Various crystallographic analyses can be performed using the frequential image. If it is filtered so that only the information from a region close to a particular diffraction spot is used, a filtered direct image obtained by inverse Fourier transform then depicts only the planes corresponding to the selected diffraction spot. Moreover, due to its complex nature, the frequential image can be used to calculate amplitude and phase. Together with a vector of one crystallographic plane depicted in the image, they can be used to generate a 2D map interplanar distance of given plane. If two vectors of non-parallel planes are known, the method can be used to generate maps of strain and displacement.
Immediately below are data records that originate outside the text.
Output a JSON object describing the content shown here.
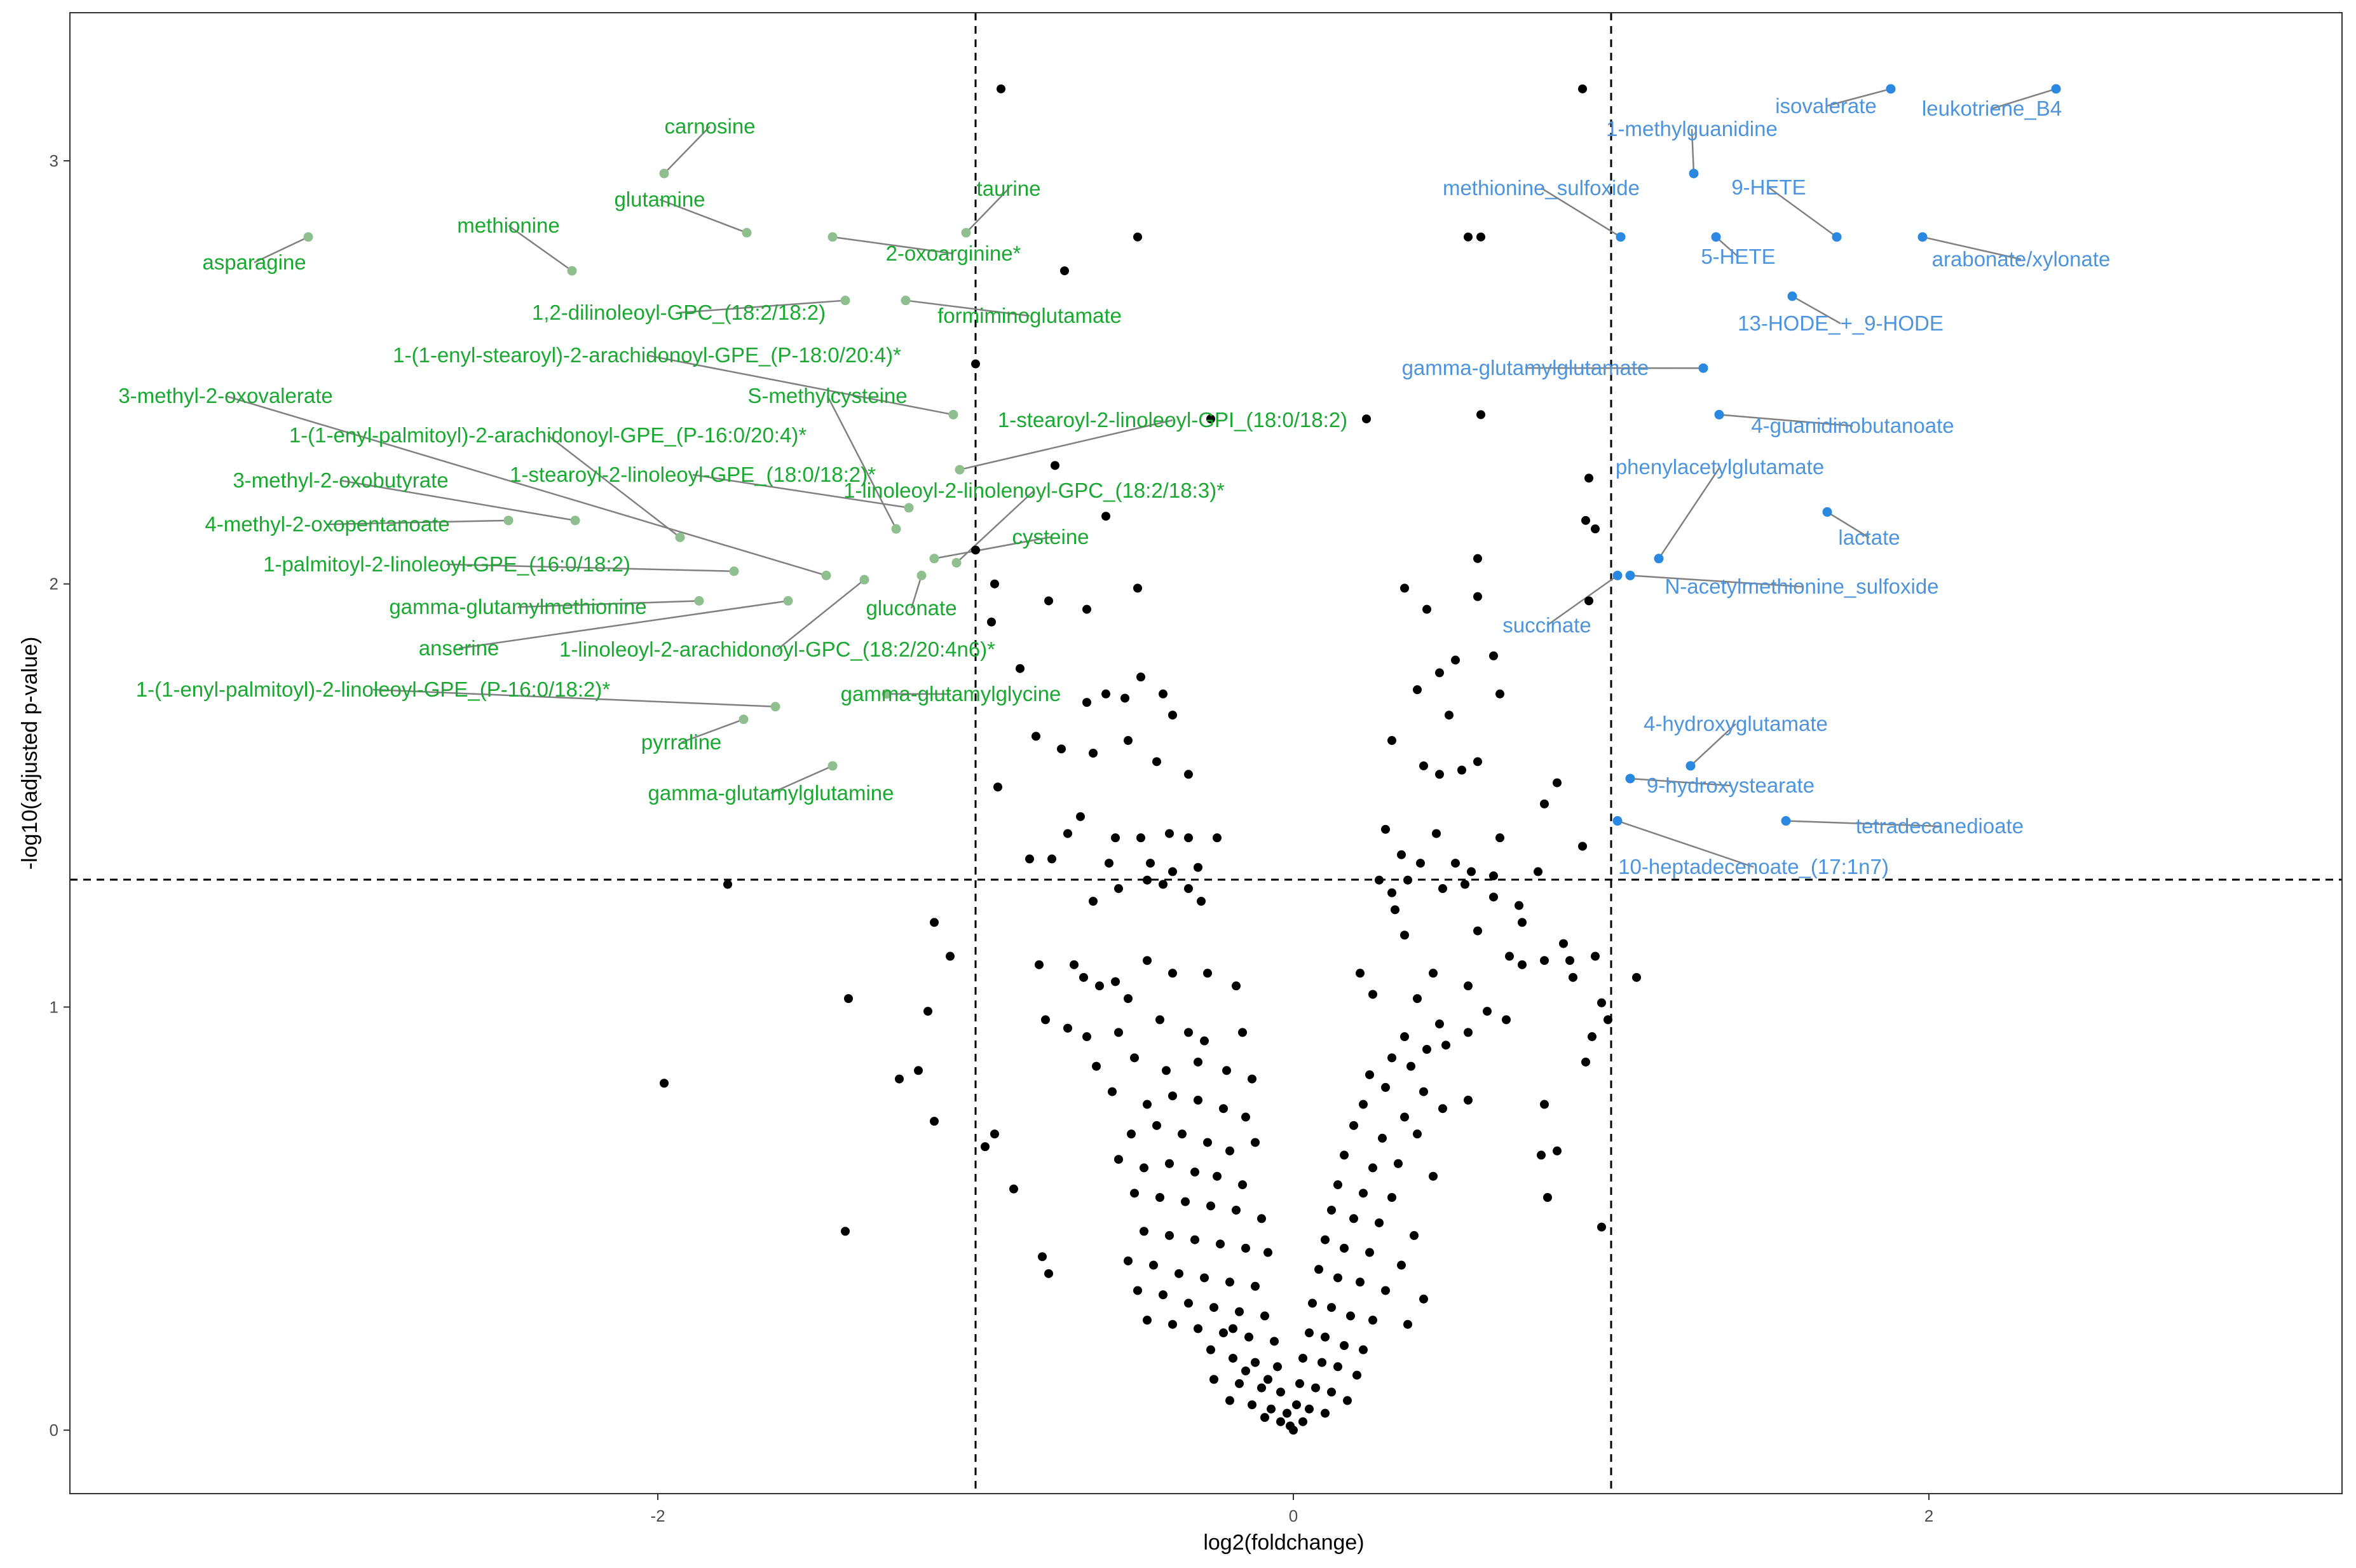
{
  "chart_data": {
    "type": "scatter",
    "xlabel": "log2(foldchange)",
    "ylabel": "-log10(adjusted p-value)",
    "xlim": [
      -3.85,
      3.3
    ],
    "ylim": [
      -0.15,
      3.35
    ],
    "x_ticks": [
      -2,
      0,
      2
    ],
    "y_ticks": [
      0,
      1,
      2,
      3
    ],
    "x_tick_labels": [
      "-2",
      "0",
      "2"
    ],
    "y_tick_labels": [
      "0",
      "1",
      "2",
      "3"
    ],
    "grid": false,
    "thresholds": {
      "x": [
        -1,
        1
      ],
      "y": 1.301
    },
    "colors": {
      "down": "#1aa832",
      "down_point": "#8fbf8f",
      "up": "#4d94dd",
      "up_point": "#2b88e0",
      "ns": "#000000"
    },
    "labeled_points": [
      {
        "name": "asparagine",
        "x": -3.1,
        "y": 2.82,
        "group": "down"
      },
      {
        "name": "carnosine",
        "x": -1.98,
        "y": 2.97,
        "group": "down"
      },
      {
        "name": "methionine",
        "x": -2.27,
        "y": 2.74,
        "group": "down"
      },
      {
        "name": "glutamine",
        "x": -1.72,
        "y": 2.83,
        "group": "down"
      },
      {
        "name": "taurine",
        "x": -1.03,
        "y": 2.83,
        "group": "down"
      },
      {
        "name": "2-oxoarginine*",
        "x": -1.45,
        "y": 2.82,
        "group": "down"
      },
      {
        "name": "1,2-dilinoleoyl-GPC_(18:2/18:2)",
        "x": -1.41,
        "y": 2.67,
        "group": "down"
      },
      {
        "name": "formiminoglutamate",
        "x": -1.22,
        "y": 2.67,
        "group": "down"
      },
      {
        "name": "1-(1-enyl-stearoyl)-2-arachidonoyl-GPE_(P-18:0/20:4)*",
        "x": -1.07,
        "y": 2.4,
        "group": "down"
      },
      {
        "name": "S-methylcysteine",
        "x": -1.25,
        "y": 2.13,
        "group": "down"
      },
      {
        "name": "3-methyl-2-oxovalerate",
        "x": -1.47,
        "y": 2.02,
        "group": "down"
      },
      {
        "name": "1-stearoyl-2-linoleoyl-GPI_(18:0/18:2)",
        "x": -1.05,
        "y": 2.27,
        "group": "down"
      },
      {
        "name": "1-(1-enyl-palmitoyl)-2-arachidonoyl-GPE_(P-16:0/20:4)*",
        "x": -1.93,
        "y": 2.11,
        "group": "down"
      },
      {
        "name": "1-stearoyl-2-linoleoyl-GPE_(18:0/18:2)*",
        "x": -1.21,
        "y": 2.18,
        "group": "down"
      },
      {
        "name": "3-methyl-2-oxobutyrate",
        "x": -2.26,
        "y": 2.15,
        "group": "down"
      },
      {
        "name": "1-linoleoyl-2-linolenoyl-GPC_(18:2/18:3)*",
        "x": -1.06,
        "y": 2.05,
        "group": "down"
      },
      {
        "name": "4-methyl-2-oxopentanoate",
        "x": -2.47,
        "y": 2.15,
        "group": "down"
      },
      {
        "name": "cysteine",
        "x": -1.13,
        "y": 2.06,
        "group": "down"
      },
      {
        "name": "1-palmitoyl-2-linoleoyl-GPE_(16:0/18:2)",
        "x": -1.76,
        "y": 2.03,
        "group": "down"
      },
      {
        "name": "gluconate",
        "x": -1.17,
        "y": 2.02,
        "group": "down"
      },
      {
        "name": "gamma-glutamylmethionine",
        "x": -1.87,
        "y": 1.96,
        "group": "down"
      },
      {
        "name": "anserine",
        "x": -1.59,
        "y": 1.96,
        "group": "down"
      },
      {
        "name": "1-linoleoyl-2-arachidonoyl-GPC_(18:2/20:4n6)*",
        "x": -1.35,
        "y": 2.01,
        "group": "down"
      },
      {
        "name": "1-(1-enyl-palmitoyl)-2-linoleoyl-GPE_(P-16:0/18:2)*",
        "x": -1.63,
        "y": 1.71,
        "group": "down"
      },
      {
        "name": "gamma-glutamylglycine",
        "x": -1.28,
        "y": 1.74,
        "group": "down"
      },
      {
        "name": "pyrraline",
        "x": -1.73,
        "y": 1.68,
        "group": "down"
      },
      {
        "name": "gamma-glutamylglutamine",
        "x": -1.45,
        "y": 1.57,
        "group": "down"
      },
      {
        "name": "isovalerate",
        "x": 1.88,
        "y": 3.17,
        "group": "up"
      },
      {
        "name": "leukotriene_B4",
        "x": 2.4,
        "y": 3.17,
        "group": "up"
      },
      {
        "name": "1-methylguanidine",
        "x": 1.26,
        "y": 2.97,
        "group": "up"
      },
      {
        "name": "methionine_sulfoxide",
        "x": 1.03,
        "y": 2.82,
        "group": "up"
      },
      {
        "name": "9-HETE",
        "x": 1.71,
        "y": 2.82,
        "group": "up"
      },
      {
        "name": "5-HETE",
        "x": 1.33,
        "y": 2.82,
        "group": "up"
      },
      {
        "name": "arabonate/xylonate",
        "x": 1.98,
        "y": 2.82,
        "group": "up"
      },
      {
        "name": "13-HODE_+_9-HODE",
        "x": 1.57,
        "y": 2.68,
        "group": "up"
      },
      {
        "name": "gamma-glutamylglutamate",
        "x": 1.29,
        "y": 2.51,
        "group": "up"
      },
      {
        "name": "4-guanidinobutanoate",
        "x": 1.34,
        "y": 2.4,
        "group": "up"
      },
      {
        "name": "phenylacetylglutamate",
        "x": 1.15,
        "y": 2.06,
        "group": "up"
      },
      {
        "name": "lactate",
        "x": 1.68,
        "y": 2.17,
        "group": "up"
      },
      {
        "name": "N-acetylmethionine_sulfoxide",
        "x": 1.06,
        "y": 2.02,
        "group": "up"
      },
      {
        "name": "succinate",
        "x": 1.02,
        "y": 2.02,
        "group": "up"
      },
      {
        "name": "4-hydroxyglutamate",
        "x": 1.25,
        "y": 1.57,
        "group": "up"
      },
      {
        "name": "9-hydroxystearate",
        "x": 1.06,
        "y": 1.54,
        "group": "up"
      },
      {
        "name": "tetradecanedioate",
        "x": 1.55,
        "y": 1.44,
        "group": "up"
      },
      {
        "name": "10-heptadecenoate_(17:1n7)",
        "x": 1.02,
        "y": 1.44,
        "group": "up"
      }
    ],
    "other_points": [
      [
        -0.92,
        3.17
      ],
      [
        -0.49,
        2.82
      ],
      [
        -0.72,
        2.74
      ],
      [
        -1.0,
        2.52
      ],
      [
        -0.26,
        2.39
      ],
      [
        -0.75,
        2.28
      ],
      [
        -0.59,
        2.16
      ],
      [
        -1.0,
        2.08
      ],
      [
        -0.94,
        2.0
      ],
      [
        -0.77,
        1.96
      ],
      [
        -0.65,
        1.94
      ],
      [
        -0.95,
        1.91
      ],
      [
        -0.49,
        1.99
      ],
      [
        -0.86,
        1.8
      ],
      [
        -0.48,
        1.78
      ],
      [
        -0.59,
        1.74
      ],
      [
        -0.53,
        1.73
      ],
      [
        -0.41,
        1.74
      ],
      [
        -0.65,
        1.72
      ],
      [
        -0.38,
        1.69
      ],
      [
        -0.81,
        1.64
      ],
      [
        -0.52,
        1.63
      ],
      [
        -0.63,
        1.6
      ],
      [
        -0.73,
        1.61
      ],
      [
        -0.43,
        1.58
      ],
      [
        -0.33,
        1.55
      ],
      [
        -0.93,
        1.52
      ],
      [
        -0.67,
        1.45
      ],
      [
        -0.71,
        1.41
      ],
      [
        -0.56,
        1.4
      ],
      [
        -0.48,
        1.4
      ],
      [
        -0.39,
        1.41
      ],
      [
        -0.33,
        1.4
      ],
      [
        -0.24,
        1.4
      ],
      [
        -0.83,
        1.35
      ],
      [
        -0.76,
        1.35
      ],
      [
        -0.58,
        1.34
      ],
      [
        -0.45,
        1.34
      ],
      [
        -0.38,
        1.32
      ],
      [
        -0.3,
        1.33
      ],
      [
        -0.55,
        1.28
      ],
      [
        -0.46,
        1.3
      ],
      [
        -0.41,
        1.29
      ],
      [
        -0.33,
        1.28
      ],
      [
        -0.63,
        1.25
      ],
      [
        -0.29,
        1.25
      ],
      [
        -1.78,
        1.29
      ],
      [
        -0.8,
        1.1
      ],
      [
        -0.69,
        1.1
      ],
      [
        -0.66,
        1.07
      ],
      [
        -0.61,
        1.05
      ],
      [
        -0.56,
        1.06
      ],
      [
        -0.52,
        1.02
      ],
      [
        -0.46,
        1.11
      ],
      [
        -0.38,
        1.08
      ],
      [
        -0.27,
        1.08
      ],
      [
        -0.18,
        1.05
      ],
      [
        -0.78,
        0.97
      ],
      [
        -0.71,
        0.95
      ],
      [
        -0.65,
        0.93
      ],
      [
        -0.55,
        0.94
      ],
      [
        -0.42,
        0.97
      ],
      [
        -0.33,
        0.94
      ],
      [
        -0.28,
        0.92
      ],
      [
        -0.16,
        0.94
      ],
      [
        -0.62,
        0.86
      ],
      [
        -0.5,
        0.88
      ],
      [
        -0.4,
        0.85
      ],
      [
        -0.3,
        0.87
      ],
      [
        -0.21,
        0.85
      ],
      [
        -0.13,
        0.83
      ],
      [
        -0.57,
        0.8
      ],
      [
        -0.46,
        0.77
      ],
      [
        -0.38,
        0.79
      ],
      [
        -0.3,
        0.78
      ],
      [
        -0.22,
        0.76
      ],
      [
        -0.15,
        0.74
      ],
      [
        -0.51,
        0.7
      ],
      [
        -0.43,
        0.72
      ],
      [
        -0.35,
        0.7
      ],
      [
        -0.27,
        0.68
      ],
      [
        -0.2,
        0.66
      ],
      [
        -0.12,
        0.68
      ],
      [
        -0.55,
        0.64
      ],
      [
        -0.47,
        0.62
      ],
      [
        -0.39,
        0.63
      ],
      [
        -0.31,
        0.61
      ],
      [
        -0.24,
        0.6
      ],
      [
        -0.16,
        0.58
      ],
      [
        -0.5,
        0.56
      ],
      [
        -0.42,
        0.55
      ],
      [
        -0.34,
        0.54
      ],
      [
        -0.26,
        0.53
      ],
      [
        -0.18,
        0.52
      ],
      [
        -0.1,
        0.5
      ],
      [
        -0.47,
        0.47
      ],
      [
        -0.39,
        0.46
      ],
      [
        -0.31,
        0.45
      ],
      [
        -0.23,
        0.44
      ],
      [
        -0.15,
        0.43
      ],
      [
        -0.08,
        0.42
      ],
      [
        -0.52,
        0.4
      ],
      [
        -0.44,
        0.39
      ],
      [
        -0.36,
        0.37
      ],
      [
        -0.28,
        0.36
      ],
      [
        -0.2,
        0.35
      ],
      [
        -0.12,
        0.34
      ],
      [
        -0.49,
        0.33
      ],
      [
        -0.41,
        0.32
      ],
      [
        -0.33,
        0.3
      ],
      [
        -0.25,
        0.29
      ],
      [
        -0.17,
        0.28
      ],
      [
        -0.09,
        0.27
      ],
      [
        -0.46,
        0.26
      ],
      [
        -0.38,
        0.25
      ],
      [
        -0.3,
        0.24
      ],
      [
        -0.22,
        0.23
      ],
      [
        -0.14,
        0.22
      ],
      [
        -0.06,
        0.21
      ],
      [
        -0.26,
        0.19
      ],
      [
        -0.19,
        0.17
      ],
      [
        -0.12,
        0.16
      ],
      [
        -0.05,
        0.15
      ],
      [
        -0.25,
        0.12
      ],
      [
        -0.17,
        0.11
      ],
      [
        -0.1,
        0.1
      ],
      [
        -0.04,
        0.09
      ],
      [
        -0.2,
        0.07
      ],
      [
        -0.13,
        0.06
      ],
      [
        -0.07,
        0.05
      ],
      [
        -0.02,
        0.04
      ],
      [
        -0.09,
        0.03
      ],
      [
        -0.04,
        0.02
      ],
      [
        -0.01,
        0.01
      ],
      [
        -0.15,
        0.14
      ],
      [
        -0.08,
        0.12
      ],
      [
        -0.19,
        0.24
      ],
      [
        -1.13,
        1.2
      ],
      [
        -1.08,
        1.12
      ],
      [
        -1.15,
        0.99
      ],
      [
        -1.18,
        0.85
      ],
      [
        -1.24,
        0.83
      ],
      [
        -1.13,
        0.73
      ],
      [
        -0.94,
        0.7
      ],
      [
        -0.97,
        0.67
      ],
      [
        -0.88,
        0.57
      ],
      [
        -0.79,
        0.41
      ],
      [
        -0.77,
        0.37
      ],
      [
        -1.4,
        1.02
      ],
      [
        -1.98,
        0.82
      ],
      [
        -1.41,
        0.47
      ],
      [
        0.91,
        3.17
      ],
      [
        0.55,
        2.82
      ],
      [
        0.59,
        2.82
      ],
      [
        0.23,
        2.39
      ],
      [
        0.59,
        2.4
      ],
      [
        0.93,
        2.25
      ],
      [
        0.92,
        2.15
      ],
      [
        0.95,
        2.13
      ],
      [
        0.58,
        2.06
      ],
      [
        0.35,
        1.99
      ],
      [
        0.58,
        1.97
      ],
      [
        0.93,
        1.96
      ],
      [
        0.42,
        1.94
      ],
      [
        0.63,
        1.83
      ],
      [
        0.51,
        1.82
      ],
      [
        0.46,
        1.79
      ],
      [
        0.65,
        1.74
      ],
      [
        0.39,
        1.75
      ],
      [
        0.49,
        1.69
      ],
      [
        0.31,
        1.63
      ],
      [
        0.58,
        1.58
      ],
      [
        0.41,
        1.57
      ],
      [
        0.46,
        1.55
      ],
      [
        0.53,
        1.56
      ],
      [
        0.83,
        1.53
      ],
      [
        0.79,
        1.48
      ],
      [
        0.29,
        1.42
      ],
      [
        0.45,
        1.41
      ],
      [
        0.65,
        1.4
      ],
      [
        0.91,
        1.38
      ],
      [
        0.34,
        1.36
      ],
      [
        0.4,
        1.34
      ],
      [
        0.51,
        1.34
      ],
      [
        0.56,
        1.32
      ],
      [
        0.27,
        1.3
      ],
      [
        0.36,
        1.3
      ],
      [
        0.54,
        1.29
      ],
      [
        0.63,
        1.31
      ],
      [
        0.77,
        1.32
      ],
      [
        0.31,
        1.27
      ],
      [
        0.47,
        1.28
      ],
      [
        0.63,
        1.26
      ],
      [
        0.71,
        1.24
      ],
      [
        0.32,
        1.23
      ],
      [
        0.58,
        1.18
      ],
      [
        0.72,
        1.2
      ],
      [
        0.85,
        1.15
      ],
      [
        0.95,
        1.12
      ],
      [
        0.35,
        1.17
      ],
      [
        0.68,
        1.12
      ],
      [
        0.79,
        1.11
      ],
      [
        0.72,
        1.1
      ],
      [
        0.88,
        1.07
      ],
      [
        1.08,
        1.07
      ],
      [
        0.21,
        1.08
      ],
      [
        0.44,
        1.08
      ],
      [
        0.55,
        1.05
      ],
      [
        0.25,
        1.03
      ],
      [
        0.39,
        1.02
      ],
      [
        0.61,
        0.99
      ],
      [
        0.46,
        0.96
      ],
      [
        0.55,
        0.94
      ],
      [
        0.67,
        0.97
      ],
      [
        0.35,
        0.93
      ],
      [
        0.42,
        0.9
      ],
      [
        0.48,
        0.91
      ],
      [
        0.31,
        0.88
      ],
      [
        0.37,
        0.86
      ],
      [
        0.24,
        0.84
      ],
      [
        0.29,
        0.81
      ],
      [
        0.41,
        0.8
      ],
      [
        0.55,
        0.78
      ],
      [
        0.22,
        0.77
      ],
      [
        0.35,
        0.74
      ],
      [
        0.47,
        0.76
      ],
      [
        0.19,
        0.72
      ],
      [
        0.28,
        0.69
      ],
      [
        0.39,
        0.7
      ],
      [
        0.16,
        0.65
      ],
      [
        0.25,
        0.62
      ],
      [
        0.33,
        0.63
      ],
      [
        0.44,
        0.6
      ],
      [
        0.14,
        0.58
      ],
      [
        0.22,
        0.56
      ],
      [
        0.31,
        0.55
      ],
      [
        0.12,
        0.52
      ],
      [
        0.19,
        0.5
      ],
      [
        0.27,
        0.49
      ],
      [
        0.38,
        0.46
      ],
      [
        0.1,
        0.45
      ],
      [
        0.16,
        0.43
      ],
      [
        0.24,
        0.42
      ],
      [
        0.34,
        0.39
      ],
      [
        0.08,
        0.38
      ],
      [
        0.14,
        0.36
      ],
      [
        0.21,
        0.35
      ],
      [
        0.29,
        0.33
      ],
      [
        0.41,
        0.31
      ],
      [
        0.06,
        0.3
      ],
      [
        0.12,
        0.29
      ],
      [
        0.18,
        0.27
      ],
      [
        0.25,
        0.26
      ],
      [
        0.36,
        0.25
      ],
      [
        0.05,
        0.23
      ],
      [
        0.1,
        0.22
      ],
      [
        0.16,
        0.2
      ],
      [
        0.22,
        0.19
      ],
      [
        0.03,
        0.17
      ],
      [
        0.09,
        0.16
      ],
      [
        0.14,
        0.15
      ],
      [
        0.2,
        0.13
      ],
      [
        0.02,
        0.11
      ],
      [
        0.07,
        0.1
      ],
      [
        0.12,
        0.09
      ],
      [
        0.17,
        0.07
      ],
      [
        0.01,
        0.06
      ],
      [
        0.05,
        0.05
      ],
      [
        0.1,
        0.04
      ],
      [
        0.03,
        0.02
      ],
      [
        0.0,
        0.0
      ],
      [
        0.8,
        0.55
      ],
      [
        0.78,
        0.65
      ],
      [
        0.83,
        0.66
      ],
      [
        0.97,
        0.48
      ],
      [
        0.92,
        0.87
      ],
      [
        0.94,
        0.93
      ],
      [
        0.87,
        1.11
      ],
      [
        0.97,
        1.01
      ],
      [
        0.99,
        0.97
      ],
      [
        0.79,
        0.77
      ]
    ]
  }
}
Graphical user interface of gpaGUI is vertically divided into two halves, each of which contains:
- Diffractogram preview allowing to select one diffraction spot corresponding to a crystallographic plane.
- Visualization of a selected quantity allowing to select point of interest or region of interest for further analysis.
- Results of detailed analysis of point or region of interest. The point analysis allows the user to select any pixel of the visualized map to see exact values of the particular pixel and its closest neighbourhood. If analysis of broader area is needed, a polygonal region can be outlined in the map allowing to enumerate its statistical details: mean, standard deviation, median, minimum, maximum and total area of the polygon.